Hey kosolam! There are already many forks and ports of existing browsers. Do we really need another one? :)
By building a new engine, we can increase ecosystem diversity and put all these open standards to the test. We regularly find, report, and sometimes even fix bugs in the various web standards - stuff we find just by being the first to try and implement everything from scratch in a long time!
We also believe it’s good for the world to have more engines that aren’t directly or indirectly funded primarily by the advertising industry.
That's the unique value proposition of Ladybird. It uses the open standards as the jumping point, investigates and de facto documents the divergence of modern browsers from them. It is a precious and important work.
How is knowing where the published standards diverge from de facto standards precious and important work? You say that's where the value is, but the subset of people and organizations who would pay for that (if it's valuable, people will pay, right?) has to be pretty small.
No? There are tons of valuable contributions, pure and applied, that "people" (markets) do not pay for at all, or pay pittance relative to their usefulness.
It makes it much easier to build new engines in the future. Even if only a few people are interested in this knowledge, they can make a big impact with the software they write.

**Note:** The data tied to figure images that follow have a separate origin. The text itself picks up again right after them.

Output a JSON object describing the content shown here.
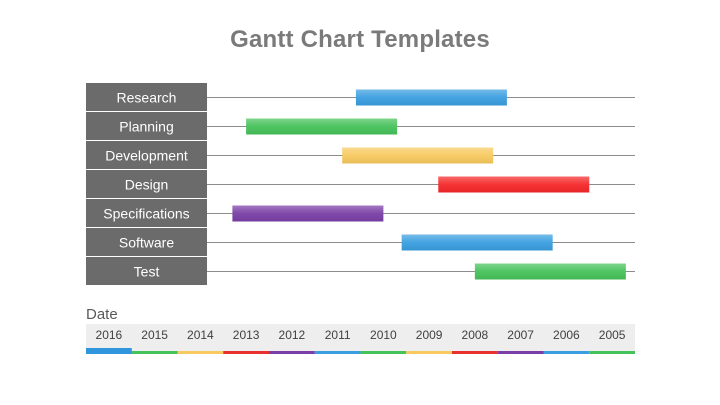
{
  "title": "Gantt Chart Templates",
  "date_label": "Date",
  "colors": {
    "label_bg": "#6b6b6b",
    "timeline_bg": "#eeeeee",
    "line": "#8c8c8c"
  },
  "chart_data": {
    "type": "bar",
    "subtype": "gantt",
    "title": "Gantt Chart Templates",
    "xlabel": "Date",
    "x_ticks": [
      "2016",
      "2015",
      "2014",
      "2013",
      "2012",
      "2011",
      "2010",
      "2009",
      "2008",
      "2007",
      "2006",
      "2005"
    ],
    "x_range": [
      0,
      12
    ],
    "tasks": [
      {
        "name": "Research",
        "start": 5.9,
        "end": 9.2,
        "color": "#3a9ee0"
      },
      {
        "name": "Planning",
        "start": 3.5,
        "end": 6.8,
        "color": "#46c25a"
      },
      {
        "name": "Development",
        "start": 5.6,
        "end": 8.9,
        "color": "#f7c95e"
      },
      {
        "name": "Design",
        "start": 7.7,
        "end": 11.0,
        "color": "#f5282a"
      },
      {
        "name": "Specifications",
        "start": 3.2,
        "end": 6.5,
        "color": "#7a3fa6"
      },
      {
        "name": "Software",
        "start": 6.9,
        "end": 10.2,
        "color": "#3a9ee0"
      },
      {
        "name": "Test",
        "start": 8.5,
        "end": 11.8,
        "color": "#46c25a"
      }
    ],
    "tick_underline_colors": [
      "#2f95dd",
      "#46c25a",
      "#f7c95e",
      "#e8312f",
      "#7a3fa6",
      "#3a9ee0",
      "#46c25a",
      "#f7c95e",
      "#e8312f",
      "#7a3fa6",
      "#3a9ee0",
      "#46c25a"
    ]
  }
}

I'm also curious about this. When it was just a toy project it made sense to write everything from scratch. If it's supposed to eventually be usable by people, a hard fork of Chromium, or at least some Chromium components might make more sense. Having a browser that improves hackability and user freedom while working just as well as Chromium sounds like heaven to me. Anyways, I'm clueless about browser development so I might be completely wrong.